In many of his writings, Nyamiti constantly returned to this theme as central, as well in terms of appreciating the mission and ministry of the Church in Africa. In view of the values rooted in the African worldview, as was explained previously, Jesus is the Ancestor par excellence in the “Family-called-Church” or in “the-Church-as-Family”. Canadian Africanist scholar, Diane B. Stinton explains why, on account of the indisputable “vital role” ancestors play in African life, the vast majority of African theologians “lend various degrees of assent and priority” to this image of Jesus Christ as our Ancestor.
On this issue, Nyamiti was not merely theoretical. He put it quite clearly that the “most decisive step” in the development of African (Ancestral) Christology will only come when “it is allowed to enter into the magisterial teaching of the Church”. His call to African theologians and the African Church at large is that the goal of Christological thinking in the African continent should be to enable this perception of Jesus Christ “to influence, as far as possible, the doctrinal formulations of African bishops’ conferences and synods”.
Even during his earthly life, Nyamiti was popularly known and referred to by his students as ‘ancestor’, on account of his wisdom. Now that he has gone to join the ancestors in reality, the African Church must remember what an African saying reminds us all: “To forget one’s ancestors is to be a brook without a source, a tree without roots”. It is a grave responsibility we owe to this illustrious giant of African theology, Charles Nyamiti.
The Scriptures similarly enjoin Christians in this regard: “Remember your leaders.

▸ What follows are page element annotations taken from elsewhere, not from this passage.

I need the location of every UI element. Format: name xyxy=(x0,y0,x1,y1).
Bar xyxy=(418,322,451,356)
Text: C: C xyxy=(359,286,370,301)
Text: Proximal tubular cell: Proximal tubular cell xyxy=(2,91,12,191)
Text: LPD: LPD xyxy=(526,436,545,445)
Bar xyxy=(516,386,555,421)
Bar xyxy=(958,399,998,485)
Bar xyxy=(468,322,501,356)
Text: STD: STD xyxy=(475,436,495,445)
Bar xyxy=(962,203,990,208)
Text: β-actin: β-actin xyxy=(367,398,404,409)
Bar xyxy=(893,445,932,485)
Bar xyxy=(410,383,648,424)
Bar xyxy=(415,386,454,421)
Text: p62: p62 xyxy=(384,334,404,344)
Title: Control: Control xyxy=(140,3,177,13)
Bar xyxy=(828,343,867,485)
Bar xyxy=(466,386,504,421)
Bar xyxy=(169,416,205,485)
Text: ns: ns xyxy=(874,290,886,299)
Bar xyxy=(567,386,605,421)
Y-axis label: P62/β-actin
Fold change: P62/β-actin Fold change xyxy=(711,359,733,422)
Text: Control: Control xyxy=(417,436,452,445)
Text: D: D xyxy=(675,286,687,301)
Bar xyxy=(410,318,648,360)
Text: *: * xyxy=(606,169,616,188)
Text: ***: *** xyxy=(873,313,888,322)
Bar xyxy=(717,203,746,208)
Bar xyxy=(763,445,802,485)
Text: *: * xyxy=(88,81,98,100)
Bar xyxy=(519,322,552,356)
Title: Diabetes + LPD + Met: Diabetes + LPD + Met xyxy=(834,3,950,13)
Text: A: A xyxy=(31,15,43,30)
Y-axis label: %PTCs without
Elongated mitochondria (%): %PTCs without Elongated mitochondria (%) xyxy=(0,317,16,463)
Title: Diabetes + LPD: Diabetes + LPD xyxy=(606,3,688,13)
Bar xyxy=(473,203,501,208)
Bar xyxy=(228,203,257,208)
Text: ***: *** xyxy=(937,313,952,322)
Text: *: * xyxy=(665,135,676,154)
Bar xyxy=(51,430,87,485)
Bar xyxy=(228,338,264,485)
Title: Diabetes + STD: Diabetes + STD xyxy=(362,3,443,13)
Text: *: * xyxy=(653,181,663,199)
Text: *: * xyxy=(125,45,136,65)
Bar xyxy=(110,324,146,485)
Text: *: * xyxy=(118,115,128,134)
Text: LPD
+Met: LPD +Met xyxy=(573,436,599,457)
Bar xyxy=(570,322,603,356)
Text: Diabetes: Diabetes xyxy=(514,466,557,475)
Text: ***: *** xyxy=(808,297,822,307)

They taught God’s message to you. Remember how they lived and died, and copy their faith. Jesus Christ is the same yesterday, today, and forever. Do not let all kinds of strange teachings lead you into the wrong way. Depend only on God’s grace for spiritual strength, not on rules about foods. Obeying those rules does not help anyone.” (Heb 13: 7–9).
The African Church remains ever grateful to God for the life and theological thought of Prof. Charles Nyamiti.